On the "liar" part, Marcus fixated on Trump fussing at reporters as he pretended to be a PR flunkie named "John Miller."
This is a fib, you might argue, so trivial as to be meaningless. Yet a candidate willing to lie about something so small will be a president willing to lie about something big — and this is hardly Trump’s only lie (e.g., thousands of Muslims celebrating in New Jersey on 9/11).
The popular understanding may be that all politicians lie, but there is a difference between the ordinarily distasteful political diet of spin, fudge, evasion and hyperbole and the Trumpian habit of unvarnished, unembarrassed falsehood.
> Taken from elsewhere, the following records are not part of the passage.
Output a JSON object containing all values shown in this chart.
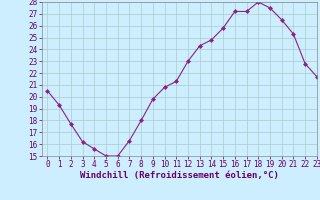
{
  "x": [
    0,
    1,
    2,
    3,
    4,
    5,
    6,
    7,
    8,
    9,
    10,
    11,
    12,
    13,
    14,
    15,
    16,
    17,
    18,
    19,
    20,
    21,
    22,
    23
  ],
  "y": [
    20.5,
    19.3,
    17.7,
    16.2,
    15.6,
    15.0,
    15.0,
    16.3,
    18.0,
    19.8,
    20.8,
    21.3,
    23.0,
    24.3,
    24.8,
    25.8,
    27.2,
    27.2,
    28.0,
    27.5,
    26.5,
    25.3,
    22.8,
    21.7
  ],
  "line_color": "#882288",
  "marker": "D",
  "marker_size": 2.0,
  "bg_color": "#cceeff",
  "grid_color": "#aacccc",
  "xlabel": "Windchill (Refroidissement éolien,°C)",
  "ylim": [
    15,
    28
  ],
  "xlim": [
    -0.5,
    23
  ],
  "yticks": [
    15,
    16,
    17,
    18,
    19,
    20,
    21,
    22,
    23,
    24,
    25,
    26,
    27,
    28
  ],
  "xticks": [
    0,
    1,
    2,
    3,
    4,
    5,
    6,
    7,
    8,
    9,
    10,
    11,
    12,
    13,
    14,
    15,
    16,
    17,
    18,
    19,
    20,
    21,
    22,
    23
  ],
  "tick_fontsize": 5.5,
  "xlabel_fontsize": 6.5,
  "line_width": 0.8,
  "tick_color": "#660066",
  "label_color": "#660066"
}
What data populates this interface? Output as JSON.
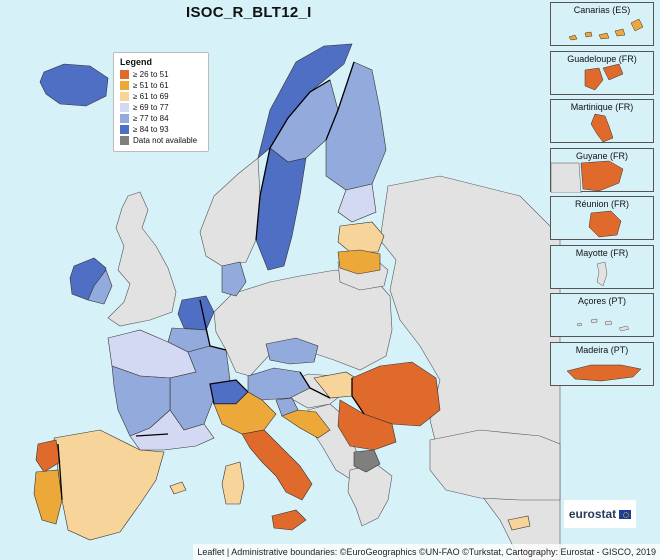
{
  "map": {
    "title": "ISOC_R_BLT12_I",
    "attribution": "Leaflet | Administrative boundaries: ©EuroGeographics ©UN-FAO ©Turkstat, Cartography: Eurostat - GISCO, 2019",
    "logo": "eurostat",
    "sea_color": "#d6f1f7"
  },
  "legend": {
    "title": "Legend",
    "items": [
      {
        "label": "≥ 26 to 51",
        "color": "#e06a2b"
      },
      {
        "label": "≥ 51 to 61",
        "color": "#eda83a"
      },
      {
        "label": "≥ 61 to 69",
        "color": "#f6d49a"
      },
      {
        "label": "≥ 69 to 77",
        "color": "#d3d9f2"
      },
      {
        "label": "≥ 77 to 84",
        "color": "#93aadd"
      },
      {
        "label": "≥ 84 to 93",
        "color": "#4f6fc4"
      },
      {
        "label": "Data not available",
        "color": "#7f7f7f"
      }
    ]
  },
  "colors": {
    "no_data_region": "#e2e2e2",
    "border": "#000000",
    "inner_border": "#555555"
  },
  "insets": [
    {
      "label": "Canarias (ES)"
    },
    {
      "label": "Guadeloupe (FR)"
    },
    {
      "label": "Martinique (FR)"
    },
    {
      "label": "Guyane (FR)"
    },
    {
      "label": "Réunion (FR)"
    },
    {
      "label": "Mayotte (FR)"
    },
    {
      "label": "Açores (PT)"
    },
    {
      "label": "Madeira (PT)"
    }
  ]
}
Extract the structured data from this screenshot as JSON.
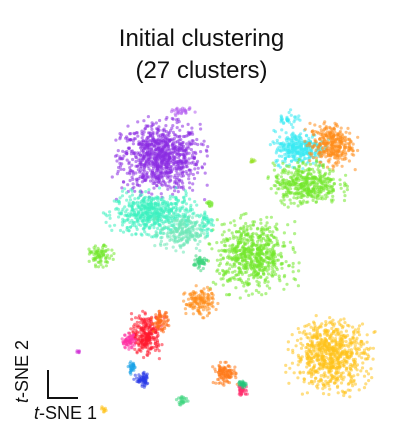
{
  "title": {
    "line1": "Initial clustering",
    "line2": "(27 clusters)"
  },
  "chart_data": {
    "type": "scatter",
    "title": "Initial clustering (27 clusters)",
    "xlabel": "t-SNE 1",
    "ylabel": "t-SNE 2",
    "grid": false,
    "legend": "none",
    "axes_style": "corner-arrows-only",
    "xlim": [
      0,
      100
    ],
    "ylim": [
      0,
      100
    ],
    "clusters": [
      {
        "color": "#8a2be2",
        "cx": 34,
        "cy": 80,
        "rx": 11,
        "ry": 10,
        "n": 900
      },
      {
        "color": "#3df0c0",
        "cx": 32,
        "cy": 63,
        "rx": 11,
        "ry": 6,
        "n": 550
      },
      {
        "color": "#6fe7b8",
        "cx": 40,
        "cy": 57,
        "rx": 6,
        "ry": 5,
        "n": 200
      },
      {
        "color": "#39e9f2",
        "cx": 73,
        "cy": 83,
        "rx": 7,
        "ry": 5,
        "n": 320
      },
      {
        "color": "#ff8c1a",
        "cx": 82,
        "cy": 84,
        "rx": 6,
        "ry": 6,
        "n": 320
      },
      {
        "color": "#72e82c",
        "cx": 75,
        "cy": 72,
        "rx": 9,
        "ry": 6,
        "n": 420
      },
      {
        "color": "#72e82c",
        "cx": 60,
        "cy": 50,
        "rx": 10,
        "ry": 10,
        "n": 650
      },
      {
        "color": "#3fd67f",
        "cx": 45,
        "cy": 48,
        "rx": 2,
        "ry": 2,
        "n": 50
      },
      {
        "color": "#ff8c1a",
        "cx": 45,
        "cy": 36,
        "rx": 4,
        "ry": 4,
        "n": 140
      },
      {
        "color": "#72e82c",
        "cx": 17,
        "cy": 50,
        "rx": 3,
        "ry": 3,
        "n": 80
      },
      {
        "color": "#ffc31c",
        "cx": 82,
        "cy": 20,
        "rx": 10,
        "ry": 10,
        "n": 750
      },
      {
        "color": "#ff1a2e",
        "cx": 30,
        "cy": 26,
        "rx": 4,
        "ry": 6,
        "n": 260
      },
      {
        "color": "#ff2fa3",
        "cx": 25,
        "cy": 24,
        "rx": 2,
        "ry": 2,
        "n": 60
      },
      {
        "color": "#ff6a1a",
        "cx": 34,
        "cy": 30,
        "rx": 2,
        "ry": 3,
        "n": 70
      },
      {
        "color": "#2a3be8",
        "cx": 29,
        "cy": 12,
        "rx": 2,
        "ry": 2,
        "n": 60
      },
      {
        "color": "#1aa3e8",
        "cx": 26,
        "cy": 16,
        "rx": 1,
        "ry": 2,
        "n": 30
      },
      {
        "color": "#ff7a1a",
        "cx": 52,
        "cy": 14,
        "rx": 3,
        "ry": 3,
        "n": 110
      },
      {
        "color": "#ff2f6e",
        "cx": 57,
        "cy": 9,
        "rx": 1.5,
        "ry": 1.5,
        "n": 40
      },
      {
        "color": "#22c47a",
        "cx": 57,
        "cy": 11,
        "rx": 1,
        "ry": 1,
        "n": 25
      },
      {
        "color": "#3fd67f",
        "cx": 40,
        "cy": 6,
        "rx": 1.5,
        "ry": 1.5,
        "n": 25
      },
      {
        "color": "#d02ed6",
        "cx": 11,
        "cy": 21,
        "rx": 0.6,
        "ry": 0.6,
        "n": 6
      },
      {
        "color": "#9be22c",
        "cx": 60,
        "cy": 79,
        "rx": 0.8,
        "ry": 0.6,
        "n": 10
      },
      {
        "color": "#39e9f2",
        "cx": 70,
        "cy": 92,
        "rx": 3,
        "ry": 2,
        "n": 30
      },
      {
        "color": "#3df0c0",
        "cx": 47,
        "cy": 60,
        "rx": 2,
        "ry": 4,
        "n": 40
      },
      {
        "color": "#b45ef0",
        "cx": 40,
        "cy": 94,
        "rx": 3,
        "ry": 1,
        "n": 30
      },
      {
        "color": "#72e82c",
        "cx": 48,
        "cy": 66,
        "rx": 1,
        "ry": 1,
        "n": 12
      },
      {
        "color": "#ffc31c",
        "cx": 18,
        "cy": 3,
        "rx": 1,
        "ry": 0.8,
        "n": 10
      }
    ]
  }
}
“Who cares?” Trump would breezily assure the horrified Mar-a-Lago house historian after regaling guests with the untrue tale of how Walt Disney himself created the nursery rhyme-themed tiles in his daughter’s room.
Who cares, indeed — an important question for voters. Americans have elected presidents who subsequently lied to them (and, yes, that includes the husband of a current candidate). Knowingly electing one who lies while trying out for the job would be a tragic mistake.
Earth to Ruth: What about the other choice? Doesn't she have a record of "unvarnished, unembarrassed falsehood"? Starting with the Lewinsky affair "won't be proven true"? Unlike Parker, Marcus never mentioned Hillary Clinton in her piece. Her archive page shows a lot of anti-Trump columns, but she hasn't focused on Hillary since a column in March.
In February, she did criticize both Trump and Clinton for a lack of transparency, making the same point (without mentioning Obama) as today: Candidates who resist transparency as contenders will only harden that behavior in office.